Плач по красной суке
Шрифт:
Со мной начинается истерика.
Рыдания мои насмерть перепугали фронтовых подруг, но я не могла объяснить им причину своих слез. Я объясняю ее теперь, перед Страшным Судом.
Я ручаюсь, что ни один из фактов, переданных мне старыми фронтовичками, не мог случиться с людьми моего поколения, с моими знакомыми и друзьями, но и вообще ни с кем в нашем мире, потому что в борьбе с искушением безнаказанно воспользоваться чужой собственностью может устоять только верующий человек. Человек который не хотел брать грех на душу, заботился о своей душе. А что такое совесть и честность без веры в Бога? Мне не понятно. Когда каждый готов предать ближнего даже бесплатно и все вокруг держится на одной подлости, откуда взяться совести, к которой они теперь взывают?
Сначала отменили Бога. Душу отменить было сложнее, ведь каждый человек чувствует или подозревает в себе ее наличие, хотя бы потому, что порой душа приносит ему массу хлопот и страданий.
Годам к тридцати почти все успешно справляются с этой сложной задачей и выходят в жизнь победителями, свободными, счастливыми и вполне бездушными. Некоторое время они и впрямь живут за счет природных ресурсов организма, не обремененного никакими запретами и ограничениями, живут как животные, вполне довольные своим скотским существованием. Однако годам к сорока почти все обжираются вседозволенными яствами, теряют аппетит, но продолжают жить по инерции, безо всякого удовольствия. Терзает изжога, ноют рубцы, мучат сердечные перебои, половая импотенция, отказывают нервы, надвигается страх старости с неизбежной депрессией. Все эти недомогания некоторое время успешно глушатся алкоголем и всевозможными таблетками, которые убивают уже и память о душе, память о ее позоре и поражении.
К сорока годам все сходят с ума. Перед нами уже не человек, а мешок с дерьмом, все там халтурно, зыбко, грязно и безнадежно перемешано, а главное — мертво. Человек мертв окончательно и безнадежно, мертв душой и телом, ему уже нет спасения. Если он вовремя не сгинул, не загнулся, то ничего, кроме вреда, грязи, лжи и боли, он уже в мир не принесет. Эти калеки-мытари болтаются по свету, халтурно прикидываются живыми, развращают молодежь и смердят. Некоторые монстры, у которых случайно уцелел какой-либо орган, будь то логический ум или половая потенция, еще более опасны. У них больше шансов походить на живых, они изворотливее и подвижнее, они становятся вождями и руководителями, создают эту низкопробную идеологию и лживое искусство — жиреют в самодовольном скотстве и тупости. Все очень просто и очевидно, как дважды два.

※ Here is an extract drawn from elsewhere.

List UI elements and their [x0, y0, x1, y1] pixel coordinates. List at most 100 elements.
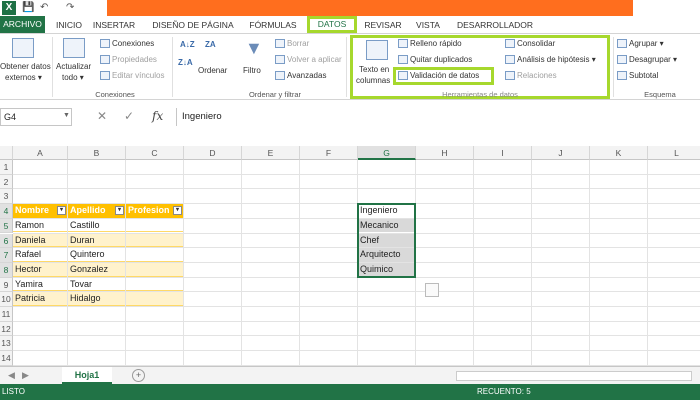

Мне скучно наблюдать собственные слезы, они раздражают меня. Я знаю, что уныние — большой грех, но ничего не могу с собой поделать, ведь я безбожница.

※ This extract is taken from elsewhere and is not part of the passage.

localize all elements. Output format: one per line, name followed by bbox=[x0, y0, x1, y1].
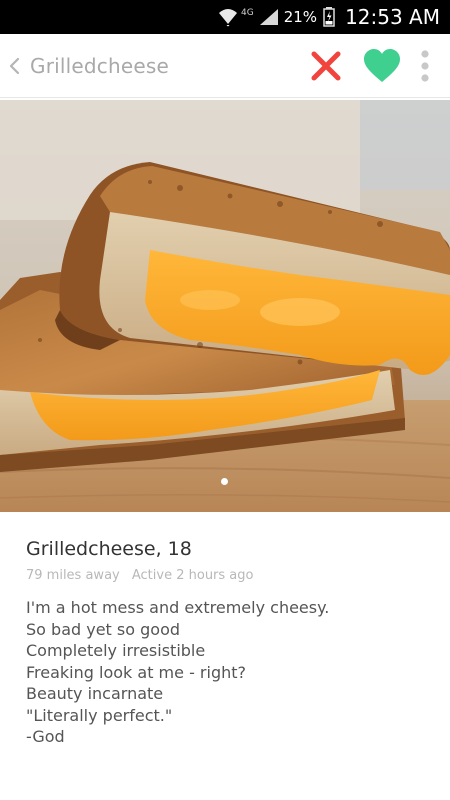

Я плачу о своей жизни, о всей нашей жизни в целом. Ни одна маломальская черта не внушает мне надежды. Я не могу взять в руки ни одну хорошую книгу без чувства собственной глубокой обделенности и зависти к ее героям. Я завидую даже их несчастьям, потому что они глубокие и подлинные по сравнению с нашей пустотой. Я знаю, как пишутся книги, как автор материализует свои фантазии, наделяет жизнью порой беспредметные, жалкие обломки ее. Я знаю своеволие и самовластие автора и его неограниченные возможности. Поэтому меня не трогают счастливые судьбы и хорошие концы, я не придаю им значения. Если на то пошло, я вообще не верю в счастье. И никак себе его не представляю. Зато всем человеческим несчастьям я завидую и плачу над ними вовсе не в силу слабоумия и сантимента, а потому, что безусловно верю в подлинность страданий героев и завидую этим страданиям, — так завидует бездомный бродяга всем формам чужой жизни. Я завидую девицам, которые от неудачной любви уходили в монастырь, потому что верю в реальность и девиц, и монастыря; завидую падшим девицам и даже самоубийцам, потому что у них были погубленные души и оскверненное тело; завидую любой точке отсчета, любой конкретной судьбе, потому что наша жизнь не имеет никаких вех.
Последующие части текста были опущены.